Je reprends ce propos non pas comme un observateur extérieur, un expert indépendant, mais comme l’avis assumé d’un ancien Directeur des Domaines, formé, il faut le dire sans détour, à la vieille école des procédures.
Celle des parapheurs épais, des circuits longs, des visas successifs et de la sacralisation du « chemin administratif ».
Et précisément pour cette raison, mon adhésion à la thèse de Seydou Bocoum n’en est que plus lucide — et plus grave.
Car quand ceux-là mêmes qui ont pratiqué, dirigé et parfois défendu ce système reconnaissent aujourd’hui ses limites structurelles, ce n’est ni par effet de mode, ni par fascination technologique, mais par expérience.
Oui, je le dis sans détour :
la résistance à la digitalisation intégrée des finances publiques n’est ni accidentelle ni marginale. Elle est systémique, tantôt individuelle, tantôt concertée, souvent silencieuse, toujours rationnelle du point de vue de ceux qui y trouvent leur confort.
La procédure longue n’est pas un simple héritage administratif :
c’est une économie politique.
Plus elle est lourde, plus elle crée des zones grises.
Plus il y a de zones grises, plus il y a d’intermédiations.
Et plus il y a d’intermédiations, plus le pouvoir se diffuse hors du contrôle citoyen.
Je parle ici en connaissance de cause.
J’ai vu comment l’opacité procédurale devient une protection.
J’ai vu comment la lenteur se transforme en levier.
J’ai vu comment le flou, loin d’être une défaillance, devient une méthode.
Le cas de la gestion foncière et domaniale est, à cet égard, exemplaire.
Domaines, cadastre, urbanisme : autant de services où l’absence de systèmes intégrés a longtemps permis :
- la dilution des responsabilités,
- la coexistence de vérités administratives concurrentes,
- et l’impossibilité pour l’État lui-même d’avoir une vision claire de son patrimoine.

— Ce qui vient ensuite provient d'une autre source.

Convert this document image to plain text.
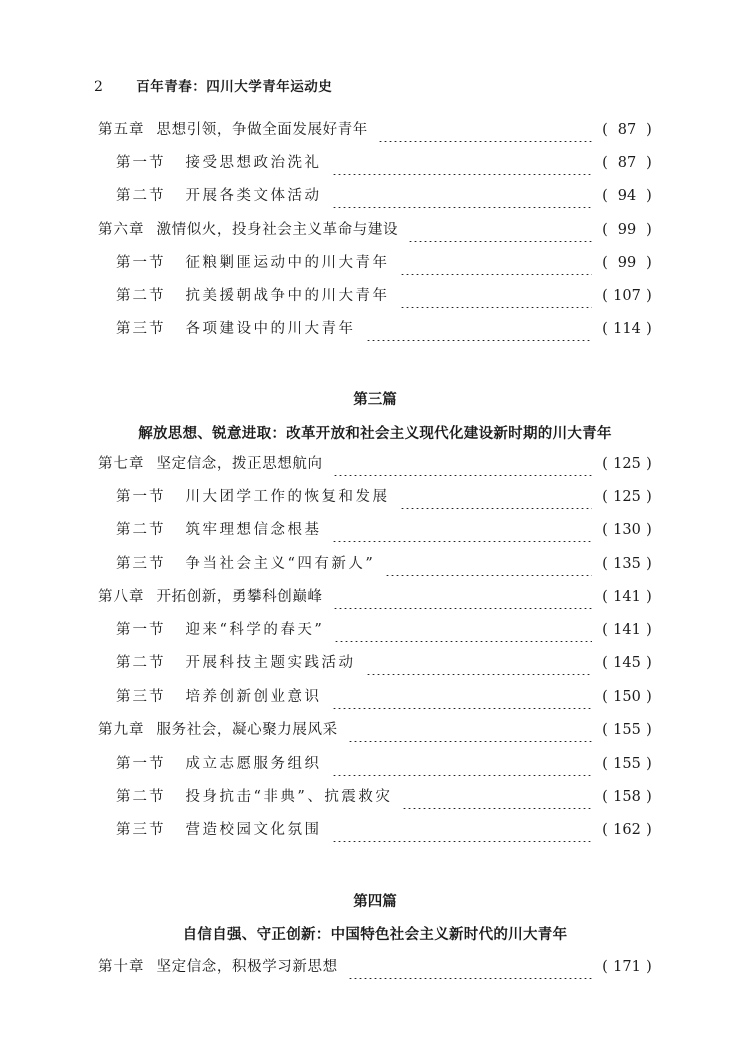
2 百年青春：四川大学青年运动史
第三篇
解放思想、锐意进取：改革开放和社会主义现代化建设新时期的川大青年
第四篇
自信自强、守正创新：中国特色社会主义新时代的川大青年
第五章 思想引领，争做全面发展好青年	( 87 )
第一节 接受思想政治洗礼	( 87 )
第二节 开展各类文体活动	( 94 )
第六章 激情似火，投身社会主义革命与建设	( 99 )
第一节 征粮剿匪运动中的川大青年	( 99 )
第二节 抗美援朝战争中的川大青年	( 107 )
第三节 各项建设中的川大青年	( 114 )
第七章 坚定信念，拨正思想航向	( 125 )
第一节 川大团学工作的恢复和发展	( 125 )
第二节 筑牢理想信念根基	( 130 )
第三节 争当社会主义“四有新人”	( 135 )
第八章 开拓创新，勇攀科创巅峰	( 141 )
第一节 迎来“科学的春天”	( 141 )
第二节 开展科技主题实践活动	( 145 )
第三节 培养创新创业意识	( 150 )
第九章 服务社会，凝心聚力展风采	( 155 )
第一节 成立志愿服务组织	( 155 )
第二节 投身抗击“非典”、抗震救灾	( 158 )
第三节 营造校园文化氛围	( 162 )
第十章 坚定信念，积极学习新思想	( 171 )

La digitalisation intégrée du foncier (comme celle des finances publiques) ne menace pas l’administration :
elle menace les rentes informationnelles.
Elle met fin à l’arbitraire.
Elle expose les décisions.
Elle rend les actes opposables.
C’est pourquoi, mon frère, je valide pleinement l’analyse de Seydou Bocoum :
la digitalisation n’est pas un projet informatique,
c’est un acte politique majeur.
Elle transfère le pouvoir :
- du fonctionnaire vers le système,
- du silence vers la preuve,
- de la procédure vers la responsabilité.
Et tant que cette vérité ne sera pas assumée au sommet de l’État,
le SUPTECH restera un slogan,
les procédures resteront longues,
et les pratiques non orthodoxes continueront à trouver, à tous les niveaux de l’administration
(Impôts, Domaines, Douanes, Trésor), des boulevards parfaitement balisés.
Ce constat, venant d’un homme de la vieille école, n’est pas une autocritique tardive.
C’est une mise en garde fraternelle :
on ne modernise pas l’État avec des outils anciens,
et on ne bâtit pas la transparence sur des procédures conçues pour l’opacité,
mais surtout lorsque les acteurs manquent de conviction.